Last week, all 222 Republican members of the House of Representatives were joined by 109 Democrats in supporting House Resolution 9, a symbolic resolution “Denouncing the Horrors of Socialism.” It begins with:
Whereas socialist ideology necessitates a concentration of power that has time and time again collapsed into Communist regimes, totalitarian rule, and brutal dictatorship…
Whereas socialism has repeatedly led to famine and mass murders, and the killing of over 100,000,000 people worldwide…
And continues with…
Whereas tens of millions died in the Bolshevik Revolution, at least 10,000,000 people were sent to the gulags in the Union of Soviet Socialist Republics (USSR)…
And…
Whereas the “Father of the Constitution,” President James Madison, wrote that it “is not a just government, nor is property secure under it, where the property which a man has in his personal safety and personal liberty, is violated by arbitrary seizures of one class of citizens for the service of the rest.”
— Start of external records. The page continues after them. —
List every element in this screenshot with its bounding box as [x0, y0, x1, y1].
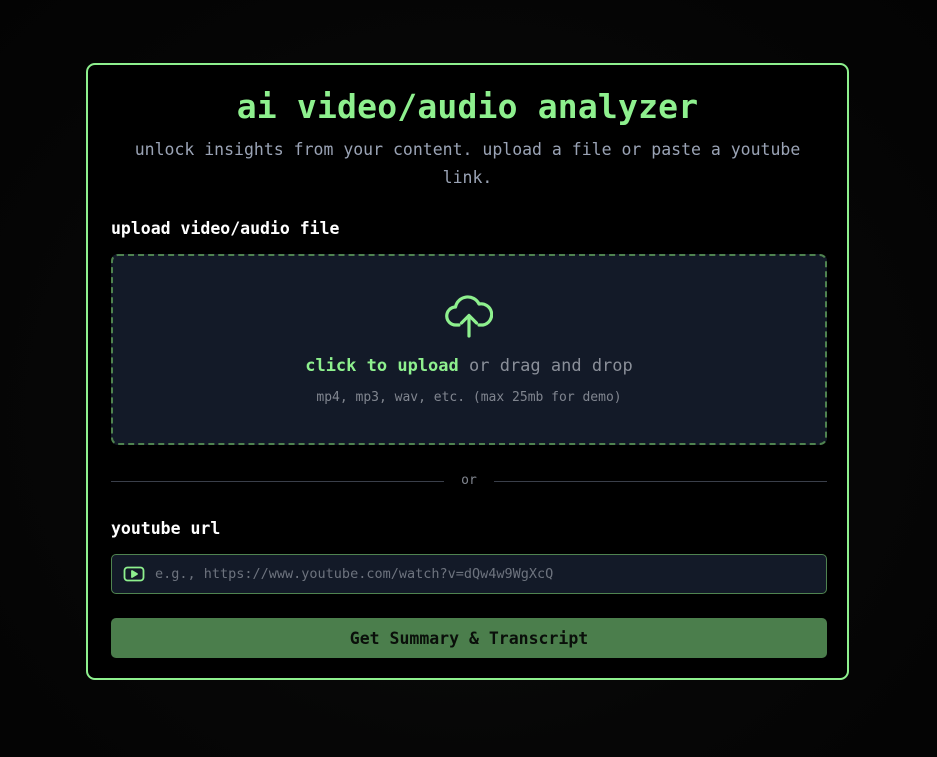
youtube-play-icon [123, 566, 145, 582]
page-title: ai video/audio analyzer [236, 87, 699, 126]
divider-line-right [494, 481, 827, 482]
page-subtitle: unlock insights from your content. uploa… [134, 140, 801, 187]
youtube-url-field[interactable] [111, 554, 827, 594]
click-to-upload-link[interactable]: click to upload [305, 356, 459, 376]
get-summary-button[interactable]: Get Summary & Transcript [111, 618, 827, 658]
cloud-upload-icon [445, 295, 493, 338]
upload-label: upload video/audio file [111, 219, 340, 238]
analyzer-card: ai video/audio analyzer unlock insights … [86, 63, 849, 680]
file-types-hint: mp4, mp3, wav, etc. (max 25mb for demo) [316, 390, 622, 405]
youtube-url-label: youtube url [111, 519, 221, 538]
or-divider: or [111, 471, 827, 491]
youtube-url-input[interactable] [155, 555, 815, 593]
file-dropzone[interactable]: click to upload or drag and drop mp4, mp… [111, 254, 827, 445]
dropzone-instructions: click to upload or drag and drop [113, 356, 825, 376]
drag-drop-text: or drag and drop [469, 356, 633, 376]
If these accusations sound absurd, it’s because they are. Socialist ideology does not require a “concentration of power” (unless they mean the power of workers to overthrow their bosses and run society democratically); communist regimes wouldn’t be regimes (Communist communities, or communes, would be run democratically by everyone equally.); socialism has not “repeatedly led to famine and mass murders” (These have been caused by failure to achieve a classless communist society, and when a small group that has amassed power attempts to substitute its decisions for the democracy of the masses.); “tens of millions” did not die in the Russian Revolution (In fact, during the few days that the actual October Revolution lasted, only a handful of people died in the capital, Petrograd, with sporadic fighting nationwide killing only a few hundred more in the following weeks); 10 million people were not sent to gulags in the Soviet Union (Even Stalin’s harshest critic, right-wing historian Robert Conquest, only argues that 3.5 million died in camps.); and finally, James Madison should not be seriously cited by anyone claiming to promote human liberty from tyranny or oppression (Madison was part of the colonial ruling class who oppressed their property – slaves – both before and after the independence of the United States from Britain, and therefore obviously wouldn’t want the working class to use “arbitrary seizures” to take their slaves and therefore their wealth away from them)!
There are a few other lies and half-truths in the document, but we don’t need to continue. The Congresspeople who wrote and supported this resolution either don’t know the history well, or don’t really care about that history.
But they do have another agenda. Even though the threat of any socialist organization successfully leading a revolution in the immediate futureis small, the very fact that so many capitalist politicians felt the urgent need to pass such a symbolic piece of propaganda speaks volumes. It’s designed to miseducate people about what socialism is and about the horrors for which it’s supposedly to blame. It’s intended to again stoke fear and paranoia about the supposedly terrible ideology, as the U.S. ruling class has done consistently throughout our history.
But the good news is that it’s also a silent admission that many young people and many workers are no longer afraid of the words socialist, communist, and Marxist. In fact, many young people are actively seeking information about these ideas, and beginning to act on them in their workplaces, and their political activity. And that knowledge, plus worker organization in the workplaces, could lead workers to see what socialism really is: the complete democratization of society – political, economic and social – and the elimination of the class society that we live in today.